Crop Circle di Yogyakarta masih Kontroversial dan misteri
Fenomena adanya crop circle di desa Jogomangsan, Rejotirto, Berbah Sleman Yogyakarta yang diketahui pada tanggal 23 Januari 2011 pagi hari telah menyedot perhatian masyarakat luas, baik di sekitar Sleman maupun dari luar kota, mulai masyarakat awam sampai kalangan peneliti atau akademisi. Dalam era keterbukaan informasi sekarang, berbagai spekulasi tentang asal muasal CC terlontar dari berbagai pihak. Ada dua arus utama yakni dibuat oleh manusia secara manual dengan menggunakan cara-cara mekanik dengan peralatan dari papan kayu, garpu dan sapu. Pendapat Crop Circle buatan manusia dengan diatas didukung pula oleh lembaga pemerintah yang sangat terburu-buru mengumumkan bahwa Crop Circle tersebut dibuat oleh sejumlah mahasiswa. Dengan jumlah 6 orang dalam waktu satu malam penuh dan terilhami oleh tipuan “Doug dan Dave” dua orang pensiunan Inggris yang membuat CC secara manual dan mengilhami banyak pembuat CC lain di seluruh dunia. Yang lebih menarik perhatian lagi adalah tulisan seseorang di twiter yang mengaku mahasiswa matematika UGM dan menyatakan dia yang menginisiasi pembuatan CC di Brebah tersebut. Universitas bergengsi tersebut harus direpotkan mancari mahasiswa yang disinyalir membuat crop circle tersebut.
Crop Circle memang masih misteri.
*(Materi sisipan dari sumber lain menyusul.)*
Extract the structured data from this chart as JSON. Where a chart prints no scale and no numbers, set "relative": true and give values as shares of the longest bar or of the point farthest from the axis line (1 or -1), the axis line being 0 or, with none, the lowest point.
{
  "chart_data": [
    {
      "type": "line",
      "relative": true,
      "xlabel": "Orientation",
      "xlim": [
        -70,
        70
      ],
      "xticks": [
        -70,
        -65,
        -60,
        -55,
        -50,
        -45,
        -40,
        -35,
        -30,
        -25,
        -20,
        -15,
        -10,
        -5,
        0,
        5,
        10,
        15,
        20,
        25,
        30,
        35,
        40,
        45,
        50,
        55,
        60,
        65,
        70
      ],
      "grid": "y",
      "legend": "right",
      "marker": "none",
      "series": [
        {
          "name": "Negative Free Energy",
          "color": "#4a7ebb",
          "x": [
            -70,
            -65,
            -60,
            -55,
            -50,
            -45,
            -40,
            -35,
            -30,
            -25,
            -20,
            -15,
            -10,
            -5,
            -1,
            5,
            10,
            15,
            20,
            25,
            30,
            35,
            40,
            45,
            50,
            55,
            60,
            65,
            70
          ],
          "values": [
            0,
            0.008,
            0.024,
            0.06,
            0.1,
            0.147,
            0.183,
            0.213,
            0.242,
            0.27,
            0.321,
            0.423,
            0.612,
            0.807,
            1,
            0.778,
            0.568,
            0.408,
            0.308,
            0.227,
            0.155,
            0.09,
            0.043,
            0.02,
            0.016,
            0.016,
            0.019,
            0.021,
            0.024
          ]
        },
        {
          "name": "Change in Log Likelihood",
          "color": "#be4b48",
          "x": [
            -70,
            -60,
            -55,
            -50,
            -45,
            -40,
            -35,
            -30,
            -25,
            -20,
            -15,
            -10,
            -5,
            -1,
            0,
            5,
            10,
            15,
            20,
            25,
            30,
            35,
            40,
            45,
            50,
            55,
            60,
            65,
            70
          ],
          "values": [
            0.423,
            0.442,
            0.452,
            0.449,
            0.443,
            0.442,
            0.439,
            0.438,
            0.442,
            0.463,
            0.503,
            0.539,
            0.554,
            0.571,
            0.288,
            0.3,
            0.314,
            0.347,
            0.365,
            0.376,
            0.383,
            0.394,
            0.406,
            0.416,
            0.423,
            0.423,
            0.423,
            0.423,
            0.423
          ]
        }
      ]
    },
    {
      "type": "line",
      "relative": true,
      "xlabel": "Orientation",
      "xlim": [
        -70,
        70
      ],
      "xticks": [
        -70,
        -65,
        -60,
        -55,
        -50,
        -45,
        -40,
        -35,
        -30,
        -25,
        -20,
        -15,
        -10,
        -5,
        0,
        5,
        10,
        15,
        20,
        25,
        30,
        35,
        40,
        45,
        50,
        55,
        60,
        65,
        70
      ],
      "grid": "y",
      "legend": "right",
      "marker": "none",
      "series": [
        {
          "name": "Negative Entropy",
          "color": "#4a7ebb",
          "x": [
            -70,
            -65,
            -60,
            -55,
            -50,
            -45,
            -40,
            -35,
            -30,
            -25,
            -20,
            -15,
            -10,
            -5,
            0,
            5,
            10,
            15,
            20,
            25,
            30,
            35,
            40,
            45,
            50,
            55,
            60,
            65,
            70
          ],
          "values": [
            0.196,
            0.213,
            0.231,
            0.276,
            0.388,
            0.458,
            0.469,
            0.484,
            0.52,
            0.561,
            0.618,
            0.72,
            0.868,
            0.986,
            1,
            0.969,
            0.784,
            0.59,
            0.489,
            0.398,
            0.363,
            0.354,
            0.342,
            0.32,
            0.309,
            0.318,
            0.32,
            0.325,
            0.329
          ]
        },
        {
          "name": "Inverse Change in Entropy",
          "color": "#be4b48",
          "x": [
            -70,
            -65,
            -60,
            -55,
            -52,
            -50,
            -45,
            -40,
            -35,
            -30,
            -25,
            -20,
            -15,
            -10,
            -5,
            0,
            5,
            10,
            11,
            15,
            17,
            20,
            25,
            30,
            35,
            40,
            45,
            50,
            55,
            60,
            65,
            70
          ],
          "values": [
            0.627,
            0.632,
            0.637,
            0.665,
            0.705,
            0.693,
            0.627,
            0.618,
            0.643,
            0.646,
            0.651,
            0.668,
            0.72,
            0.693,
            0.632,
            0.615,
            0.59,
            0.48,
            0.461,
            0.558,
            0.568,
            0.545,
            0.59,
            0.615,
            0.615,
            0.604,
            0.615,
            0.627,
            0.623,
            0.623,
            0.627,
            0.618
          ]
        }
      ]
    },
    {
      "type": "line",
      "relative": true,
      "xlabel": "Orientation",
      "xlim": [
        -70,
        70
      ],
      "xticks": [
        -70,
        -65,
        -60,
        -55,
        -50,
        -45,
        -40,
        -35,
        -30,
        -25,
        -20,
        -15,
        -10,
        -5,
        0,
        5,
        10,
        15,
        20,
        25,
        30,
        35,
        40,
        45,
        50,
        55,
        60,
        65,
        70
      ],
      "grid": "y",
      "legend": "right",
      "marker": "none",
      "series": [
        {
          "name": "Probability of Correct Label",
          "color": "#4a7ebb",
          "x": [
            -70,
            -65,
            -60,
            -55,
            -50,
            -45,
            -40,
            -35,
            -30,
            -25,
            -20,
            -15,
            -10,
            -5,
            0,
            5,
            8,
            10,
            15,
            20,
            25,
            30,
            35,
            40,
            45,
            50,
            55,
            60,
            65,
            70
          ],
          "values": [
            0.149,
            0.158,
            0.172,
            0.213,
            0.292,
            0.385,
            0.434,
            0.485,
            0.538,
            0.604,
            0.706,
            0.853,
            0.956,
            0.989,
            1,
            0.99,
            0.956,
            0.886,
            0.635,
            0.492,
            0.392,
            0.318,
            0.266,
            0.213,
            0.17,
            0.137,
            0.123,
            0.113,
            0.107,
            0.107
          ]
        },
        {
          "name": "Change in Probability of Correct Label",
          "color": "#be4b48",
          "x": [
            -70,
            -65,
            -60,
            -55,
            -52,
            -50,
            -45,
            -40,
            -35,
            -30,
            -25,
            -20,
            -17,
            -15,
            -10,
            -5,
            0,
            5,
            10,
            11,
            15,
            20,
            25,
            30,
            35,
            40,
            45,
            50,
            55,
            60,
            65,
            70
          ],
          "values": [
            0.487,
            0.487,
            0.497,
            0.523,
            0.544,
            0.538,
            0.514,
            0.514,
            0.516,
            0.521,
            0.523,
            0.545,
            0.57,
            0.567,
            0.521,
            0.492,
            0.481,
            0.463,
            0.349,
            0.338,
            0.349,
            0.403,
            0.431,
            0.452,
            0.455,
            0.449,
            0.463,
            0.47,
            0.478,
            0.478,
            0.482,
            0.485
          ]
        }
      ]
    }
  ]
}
Dalam ketidak pastian seperti itu, apakah kita menyerahkan saja pada masyarakat luar angkasa yang ingin berkomunikasi dengan masyarakat bumi yang membuat CC, atau menyerahkan kepada para peniru “Doug dan Dave” yang iseng membuat pesan-pesan aneh melalui CC? Alam semesta juga masih mengandung banyak misteri. Kita diberi kemampuan untuk memahaminya hanya sedikit. Masih banyak yang belum kita pahami. Alam semesta juga bisa menghasilkan fenomena-fenomena simetri yang sangat indah.
Masyarakat akademisi sebaiknya membuka ruang yang lebih luas untuk pemikiran-pemikiran alternatif. Masyarakat akademis tak boleh menyerahkan kepada media dan opini masyarakat terhadap “kebenaran” terbentuknya Crop Circle. Kita tak boleh menyerahkan begitu saja terjadi salah konsep (misconception) dalam pikiran publik. Kita juga harus mempertahankan tradisi keilmuan yang tak boleh takliq, mengikuti suatu pendapat dengan dasar yang kuat yakni kesepakatan para ahli (referensi), kajian-kajian ilmiah dan penelitian-penelitian handal serta multidisipliner.